10 – Aujourd’hui, il n’y a pas de danger réel et immédiat similaire, surtout après la défaite du coup d’Etat du 8 janvier, mais Bolsonaro, même s’il est battu, conserve une énorme audience. Le bolsonarisme n’est pas un tigre édenté. Le gouvernement de Lula aura besoin d’une mobilisation sociale. « Froidement », le Brésil ne changera pas. (Article publié sur Jacobinlat, le 17 mars 2023 ; traduction rédaction A l’Encontre)

Valério Arcary est membre de la coordination nationale de Resistencia, courant du PSOL. Il est des animateurs du site Esquerda Online.

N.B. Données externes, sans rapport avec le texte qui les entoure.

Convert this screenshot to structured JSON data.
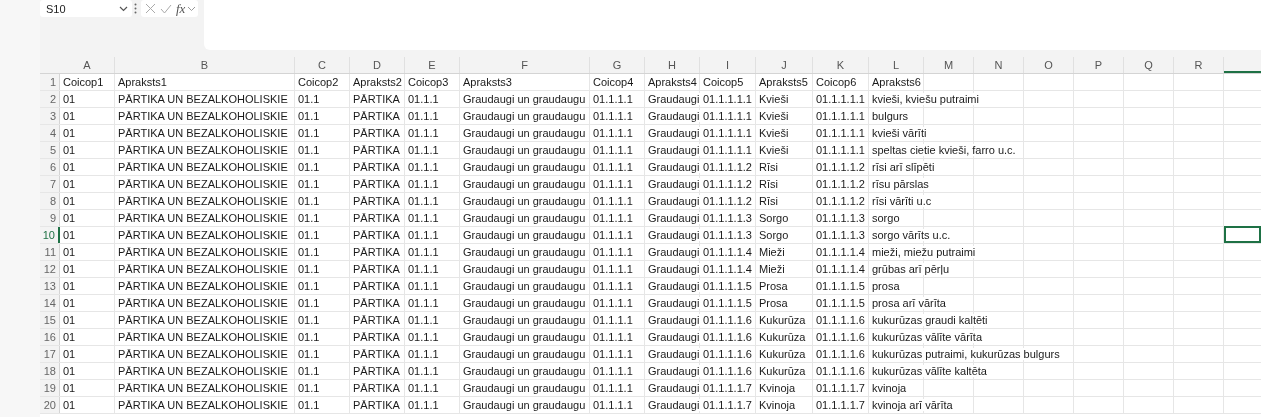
{
  "formula_bar": {
    "name_box": "S10",
    "function_label": "fx"
  },
  "columns": [
    "A",
    "B",
    "C",
    "D",
    "E",
    "F",
    "G",
    "H",
    "I",
    "J",
    "K",
    "L",
    "M",
    "N",
    "O",
    "P",
    "Q",
    "R"
  ],
  "rows": [
    {
      "number": "1",
      "selected": false,
      "cells": [
        "Coicop1",
        "Apraksts1",
        "Coicop2",
        "Apraksts2",
        "Coicop3",
        "Apraksts3",
        "Coicop4",
        "Apraksts4",
        "Coicop5",
        "Apraksts5",
        "Coicop6",
        "Apraksts6"
      ]
    },
    {
      "number": "2",
      "selected": false,
      "cells": [
        "01",
        "PĀRTIKA UN BEZALKOHOLISKIE",
        "01.1",
        "PĀRTIKA",
        "01.1.1",
        "Graudaugi un graudaugu",
        "01.1.1.1",
        "Graudaugi",
        "01.1.1.1.1",
        "Kvieši",
        "01.1.1.1.1",
        "kvieši, kviešu putraimi"
      ]
    },
    {
      "number": "3",
      "selected": false,
      "cells": [
        "01",
        "PĀRTIKA UN BEZALKOHOLISKIE",
        "01.1",
        "PĀRTIKA",
        "01.1.1",
        "Graudaugi un graudaugu",
        "01.1.1.1",
        "Graudaugi",
        "01.1.1.1.1",
        "Kvieši",
        "01.1.1.1.1",
        "bulgurs"
      ]
    },
    {
      "number": "4",
      "selected": false,
      "cells": [
        "01",
        "PĀRTIKA UN BEZALKOHOLISKIE",
        "01.1",
        "PĀRTIKA",
        "01.1.1",
        "Graudaugi un graudaugu",
        "01.1.1.1",
        "Graudaugi",
        "01.1.1.1.1",
        "Kvieši",
        "01.1.1.1.1",
        "kvieši vārīti"
      ]
    },
    {
      "number": "5",
      "selected": false,
      "cells": [
        "01",
        "PĀRTIKA UN BEZALKOHOLISKIE",
        "01.1",
        "PĀRTIKA",
        "01.1.1",
        "Graudaugi un graudaugu",
        "01.1.1.1",
        "Graudaugi",
        "01.1.1.1.1",
        "Kvieši",
        "01.1.1.1.1",
        "speltas cietie kvieši, farro u.c."
      ]
    },
    {
      "number": "6",
      "selected": false,
      "cells": [
        "01",
        "PĀRTIKA UN BEZALKOHOLISKIE",
        "01.1",
        "PĀRTIKA",
        "01.1.1",
        "Graudaugi un graudaugu",
        "01.1.1.1",
        "Graudaugi",
        "01.1.1.1.2",
        "Rīsi",
        "01.1.1.1.2",
        "rīsi arī slīpēti"
      ]
    },
    {
      "number": "7",
      "selected": false,
      "cells": [
        "01",
        "PĀRTIKA UN BEZALKOHOLISKIE",
        "01.1",
        "PĀRTIKA",
        "01.1.1",
        "Graudaugi un graudaugu",
        "01.1.1.1",
        "Graudaugi",
        "01.1.1.1.2",
        "Rīsi",
        "01.1.1.1.2",
        "rīsu pārslas"
      ]
    },
    {
      "number": "8",
      "selected": false,
      "cells": [
        "01",
        "PĀRTIKA UN BEZALKOHOLISKIE",
        "01.1",
        "PĀRTIKA",
        "01.1.1",
        "Graudaugi un graudaugu",
        "01.1.1.1",
        "Graudaugi",
        "01.1.1.1.2",
        "Rīsi",
        "01.1.1.1.2",
        "rīsi vārīti u.c"
      ]
    },
    {
      "number": "9",
      "selected": false,
      "cells": [
        "01",
        "PĀRTIKA UN BEZALKOHOLISKIE",
        "01.1",
        "PĀRTIKA",
        "01.1.1",
        "Graudaugi un graudaugu",
        "01.1.1.1",
        "Graudaugi",
        "01.1.1.1.3",
        "Sorgo",
        "01.1.1.1.3",
        "sorgo"
      ]
    },
    {
      "number": "10",
      "selected": true,
      "cells": [
        "01",
        "PĀRTIKA UN BEZALKOHOLISKIE",
        "01.1",
        "PĀRTIKA",
        "01.1.1",
        "Graudaugi un graudaugu",
        "01.1.1.1",
        "Graudaugi",
        "01.1.1.1.3",
        "Sorgo",
        "01.1.1.1.3",
        "sorgo vārīts u.c."
      ]
    },
    {
      "number": "11",
      "selected": false,
      "cells": [
        "01",
        "PĀRTIKA UN BEZALKOHOLISKIE",
        "01.1",
        "PĀRTIKA",
        "01.1.1",
        "Graudaugi un graudaugu",
        "01.1.1.1",
        "Graudaugi",
        "01.1.1.1.4",
        "Mieži",
        "01.1.1.1.4",
        "mieži, miežu putraimi"
      ]
    },
    {
      "number": "12",
      "selected": false,
      "cells": [
        "01",
        "PĀRTIKA UN BEZALKOHOLISKIE",
        "01.1",
        "PĀRTIKA",
        "01.1.1",
        "Graudaugi un graudaugu",
        "01.1.1.1",
        "Graudaugi",
        "01.1.1.1.4",
        "Mieži",
        "01.1.1.1.4",
        "grūbas arī pērļu"
      ]
    },
    {
      "number": "13",
      "selected": false,
      "cells": [
        "01",
        "PĀRTIKA UN BEZALKOHOLISKIE",
        "01.1",
        "PĀRTIKA",
        "01.1.1",
        "Graudaugi un graudaugu",
        "01.1.1.1",
        "Graudaugi",
        "01.1.1.1.5",
        "Prosa",
        "01.1.1.1.5",
        "prosa"
      ]
    },
    {
      "number": "14",
      "selected": false,
      "cells": [
        "01",
        "PĀRTIKA UN BEZALKOHOLISKIE",
        "01.1",
        "PĀRTIKA",
        "01.1.1",
        "Graudaugi un graudaugu",
        "01.1.1.1",
        "Graudaugi",
        "01.1.1.1.5",
        "Prosa",
        "01.1.1.1.5",
        "prosa arī vārīta"
      ]
    },
    {
      "number": "15",
      "selected": false,
      "cells": [
        "01",
        "PĀRTIKA UN BEZALKOHOLISKIE",
        "01.1",
        "PĀRTIKA",
        "01.1.1",
        "Graudaugi un graudaugu",
        "01.1.1.1",
        "Graudaugi",
        "01.1.1.1.6",
        "Kukurūza",
        "01.1.1.1.6",
        "kukurūzas graudi kaltēti"
      ]
    },
    {
      "number": "16",
      "selected": false,
      "cells": [
        "01",
        "PĀRTIKA UN BEZALKOHOLISKIE",
        "01.1",
        "PĀRTIKA",
        "01.1.1",
        "Graudaugi un graudaugu",
        "01.1.1.1",
        "Graudaugi",
        "01.1.1.1.6",
        "Kukurūza",
        "01.1.1.1.6",
        "kukurūzas vālīte vārīta"
      ]
    },
    {
      "number": "17",
      "selected": false,
      "cells": [
        "01",
        "PĀRTIKA UN BEZALKOHOLISKIE",
        "01.1",
        "PĀRTIKA",
        "01.1.1",
        "Graudaugi un graudaugu",
        "01.1.1.1",
        "Graudaugi",
        "01.1.1.1.6",
        "Kukurūza",
        "01.1.1.1.6",
        "kukurūzas putraimi, kukurūzas bulgurs"
      ]
    },
    {
      "number": "18",
      "selected": false,
      "cells": [
        "01",
        "PĀRTIKA UN BEZALKOHOLISKIE",
        "01.1",
        "PĀRTIKA",
        "01.1.1",
        "Graudaugi un graudaugu",
        "01.1.1.1",
        "Graudaugi",
        "01.1.1.1.6",
        "Kukurūza",
        "01.1.1.1.6",
        "kukurūzas vālīte kaltēta"
      ]
    },
    {
      "number": "19",
      "selected": false,
      "cells": [
        "01",
        "PĀRTIKA UN BEZALKOHOLISKIE",
        "01.1",
        "PĀRTIKA",
        "01.1.1",
        "Graudaugi un graudaugu",
        "01.1.1.1",
        "Graudaugi",
        "01.1.1.1.7",
        "Kvinoja",
        "01.1.1.1.7",
        "kvinoja"
      ]
    },
    {
      "number": "20",
      "selected": false,
      "cells": [
        "01",
        "PĀRTIKA UN BEZALKOHOLISKIE",
        "01.1",
        "PĀRTIKA",
        "01.1.1",
        "Graudaugi un graudaugu",
        "01.1.1.1",
        "Graudaugi",
        "01.1.1.1.7",
        "Kvinoja",
        "01.1.1.1.7",
        "kvinoja arī vārīta"
      ]
    }
  ]
}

[1] Jair Bolsonaro, en exil volontaire en Floride, est accusé d’avoir tenté de faire entrer clandestinement des bijoux offerts par la famille royale d’Arabie saoudite. Ces bijoux d’une valeur estimée à 3 millions d’euros ont été offerts en 2021 à l’épouse de l’ex-président, Michelle Bolsonaro. A l’époque le ministre de l’Energie, en revenant de Riyad, confie « le paquet » à un conseiller, qui enfile le tout dans son sac à dos, mais se fait attraper par la douane à son arrivée. A plusieurs reprises Bolsonaro a voulu récupérer ces bijoux, avec l’aide de l’armée entre autres, car il voulait les intégrer à son patrimoine privé, en évitant ainsi les taxes. Le montant anormalement élevé de ce cadeau semble être en lien avec une décision importante : un mois après le « don » de bijoux, le Brésil a vendu à prix cassé une raffinerie à l’Arabie saoudite. (Réd. A l’Encontre)

Valério Arcary

Valério Arcary est professeur au Centre Fédéral d’Éducation Technologique (São Paulo) et membre du conseil éditorial de la revue Outubro. Il est militant du PSTU (Parti Socialiste Unifié des Travailleurs), Bresil.